Investors who initially turned bearish at the idea of Donald Trump occupying the White House are rediscovering their bullish streak.
The Dow Jones industrial average closed at a record high on Thursday, shooting up 218 points, or 1.2, percent to end at 18,218. That topped the Big Board’s last record-high on August 15, when it closed at 18,636 points.
Banks and other financial companies led U.S. stocks mostly higher in afternoon trading Thursday. Consumer-focused companies, utilities and technology stocks were among the biggest decliners. The market was coming off a big rally following the election of Donald Trump as the next U.S. president.
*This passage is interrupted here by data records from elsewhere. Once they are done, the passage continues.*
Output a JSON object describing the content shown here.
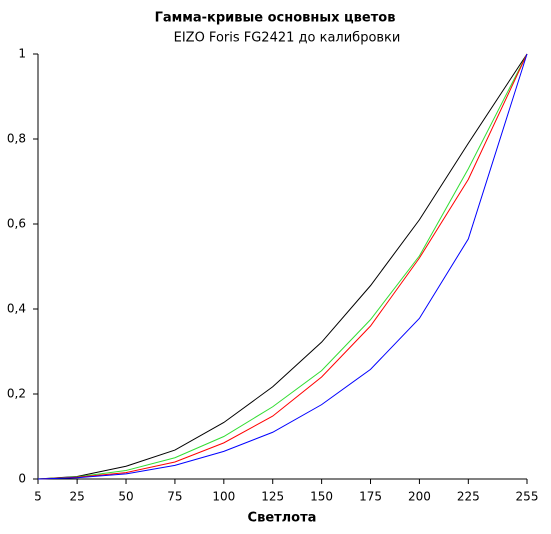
{
  "chart_data": {
    "type": "line",
    "title": "Гамма-кривые  основных цветов",
    "subtitle": "EIZO Foris FG2421 до калибровки",
    "x_label": "Светлота",
    "x": [
      5,
      25,
      50,
      75,
      100,
      125,
      150,
      175,
      200,
      225,
      255
    ],
    "series": [
      {
        "color": "#000000",
        "values": [
          0,
          0.006,
          0.03,
          0.068,
          0.133,
          0.217,
          0.322,
          0.455,
          0.61,
          0.79,
          1
        ]
      },
      {
        "color": "#33dd33",
        "values": [
          0,
          0.005,
          0.02,
          0.05,
          0.1,
          0.17,
          0.255,
          0.375,
          0.525,
          0.73,
          1
        ]
      },
      {
        "color": "#ff0000",
        "values": [
          0,
          0.004,
          0.015,
          0.04,
          0.085,
          0.148,
          0.24,
          0.36,
          0.52,
          0.705,
          1
        ]
      },
      {
        "color": "#0000ff",
        "values": [
          0,
          0.003,
          0.012,
          0.032,
          0.065,
          0.11,
          0.175,
          0.258,
          0.378,
          0.565,
          1
        ]
      }
    ],
    "xlim": [
      5,
      255
    ],
    "xticks": [
      5,
      25,
      50,
      75,
      100,
      125,
      150,
      175,
      200,
      225,
      255
    ],
    "ylim": [
      0,
      1
    ],
    "yticks": [
      0,
      {
        "value": 0.2,
        "label": "0,2"
      },
      {
        "value": 0.4,
        "label": "0,4"
      },
      {
        "value": 0.6,
        "label": "0,6"
      },
      {
        "value": 0.8,
        "label": "0,8"
      },
      1
    ],
    "grid": false
  }
}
Financial markets are rising on speculation that the Trump administration, backed by the Republican-controlled Congress, will ramp up public spending, as well as cut personal and corporate taxes, as he pledged during the presidential campaign.
Investors think Trump “will have more success in implementing his domestic policy agenda in light of the Republicans’ retention of Congress,” Capital Economics said in a note.
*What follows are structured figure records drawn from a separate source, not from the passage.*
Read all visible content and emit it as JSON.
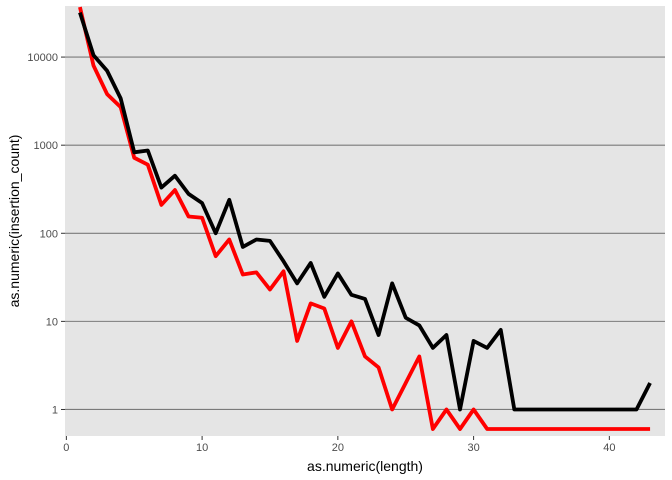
{
  "chart_data": {
    "type": "line",
    "title": "",
    "xlabel": "as.numeric(length)",
    "ylabel": "as.numeric(insertion_count)",
    "xlim": [
      -0.1,
      44.1
    ],
    "ylim": [
      0.5,
      38000
    ],
    "y_scale": "log10",
    "grid": "major horizontal lines only",
    "legend": "none",
    "x_ticks": [
      0,
      10,
      20,
      30,
      40
    ],
    "x_tick_labels": [
      "0",
      "10",
      "20",
      "30",
      "40"
    ],
    "y_ticks": [
      1,
      10,
      100,
      1000,
      10000
    ],
    "y_tick_labels": [
      "1",
      "10",
      "100",
      "1000",
      "10000"
    ],
    "colors": {
      "panel": "#e5e5e5",
      "grid": "#7a7a7a",
      "tick": "#333333"
    },
    "series": [
      {
        "color": "#ff0000",
        "x": [
          1,
          2,
          3,
          4,
          5,
          6,
          7,
          8,
          9,
          10,
          11,
          12,
          13,
          14,
          15,
          16,
          17,
          18,
          19,
          20,
          21,
          22,
          23,
          24,
          25,
          26,
          27,
          28,
          29,
          30,
          31,
          32,
          33,
          34,
          35,
          36,
          37,
          38,
          39,
          40,
          41,
          42,
          43
        ],
        "y": [
          37000,
          8000,
          3800,
          2700,
          720,
          600,
          210,
          310,
          155,
          150,
          55,
          85,
          34,
          36,
          23,
          37,
          6,
          16,
          14,
          5,
          10,
          4,
          3,
          1,
          2,
          4,
          0.6,
          1,
          0.6,
          1,
          0.6,
          0.6,
          0.6,
          0.6,
          0.6,
          0.6,
          0.6,
          0.6,
          0.6,
          0.6,
          0.6,
          0.6,
          0.6
        ]
      },
      {
        "color": "#000000",
        "x": [
          1,
          2,
          3,
          4,
          5,
          6,
          7,
          8,
          9,
          10,
          11,
          12,
          13,
          14,
          15,
          16,
          17,
          18,
          19,
          20,
          21,
          22,
          23,
          24,
          25,
          26,
          27,
          28,
          29,
          30,
          31,
          32,
          33,
          34,
          35,
          36,
          37,
          38,
          39,
          40,
          41,
          42,
          43
        ],
        "y": [
          32000,
          10500,
          7000,
          3400,
          830,
          870,
          330,
          450,
          280,
          220,
          100,
          240,
          70,
          85,
          82,
          48,
          27,
          46,
          19,
          35,
          20,
          18,
          7,
          27,
          11,
          9,
          5,
          7,
          1,
          6,
          5,
          8,
          1,
          1,
          1,
          1,
          1,
          1,
          1,
          1,
          1,
          1,
          2
        ]
      }
    ]
  }
}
The upcoming Trump presidency, which will commence on Jan. 20, triggered a strong rally on Wednesday that extended somewhat into trading Thursday. Traders were focusing on Trump’s promises to boost U.S. economic growth through infrastructure spending and by cutting red tape, rather than uncertainties such as what he might do with trade agreements.
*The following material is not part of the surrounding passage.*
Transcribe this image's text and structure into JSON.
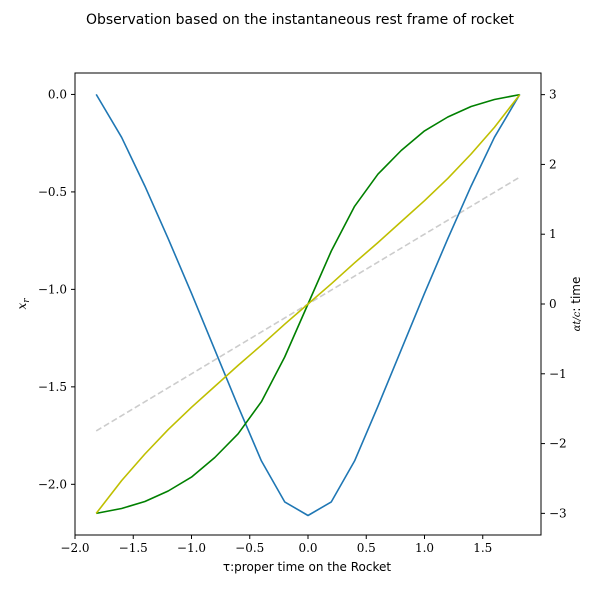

The Standard & Poor’s 500 index added 4 points to close at 2,167. The tech-heavy Nasdaq composite index lost 42 points, or 0.8 percent, to 5,209.
Before the election, markets had been worried about a Trump presidency because his campaign promises carried few policy details, making him an unknown quantity compared with rival Hillary Clinton.
“We had a gangbuster day yesterday; call it a Trump rally,” said Doug Cote, chief market strategist for Voya Investment Management. “Today we’re having a little breather, a little rest, but the key thing that will also keep the market going is the S&P 500 corporate earnings for the third quarter are positive for the first time in six quarters.”
Banks and other financial companies got a boost amid speculation that a Trump presidency could result in higher interest rates and less government regulation. JPMorgan Chase climbed $2.78, or 3.8 percent, to $76.03. Goldman Sachs rose $6.75, or 3.5 percent, to $199.38. Wells Fargo gained $3.01, or 6.3 percent, to $51, while Discover Financial Services added $3.03, or 5 percent, to $63.32.
Bond prices continued to fall, sending yields higher. Bond investors expect that Trump’s plans to increase spending on infrastructure while also lowering taxes will lead to stronger economic growth and possibly inflation, both of which are bad for bonds.
Benchmark U.S. crude was down 50 cents, or 1.1 percent, at $44.77 a barrel in New York. Brent crude, used to price international oils, was down 39 cents, or 0.8 percent, at $45.97 a barrel in London.
The dollar has been fairly solid since Trump’s victory. The U.S. currency rose to 106.66 yen from 105.84 yen on Wednesday. The euro was down to $1.0892 from $1.0930. The Mexican peso continued to weaken against the dollar. One dollar now buys 20.50 pesos, more than the 19.87 pesos it bought late Wednesday. Investors worry that Trump’s anti-immigration stance and intention to repeal a trade pact with Mexico could hurt that country’s economy.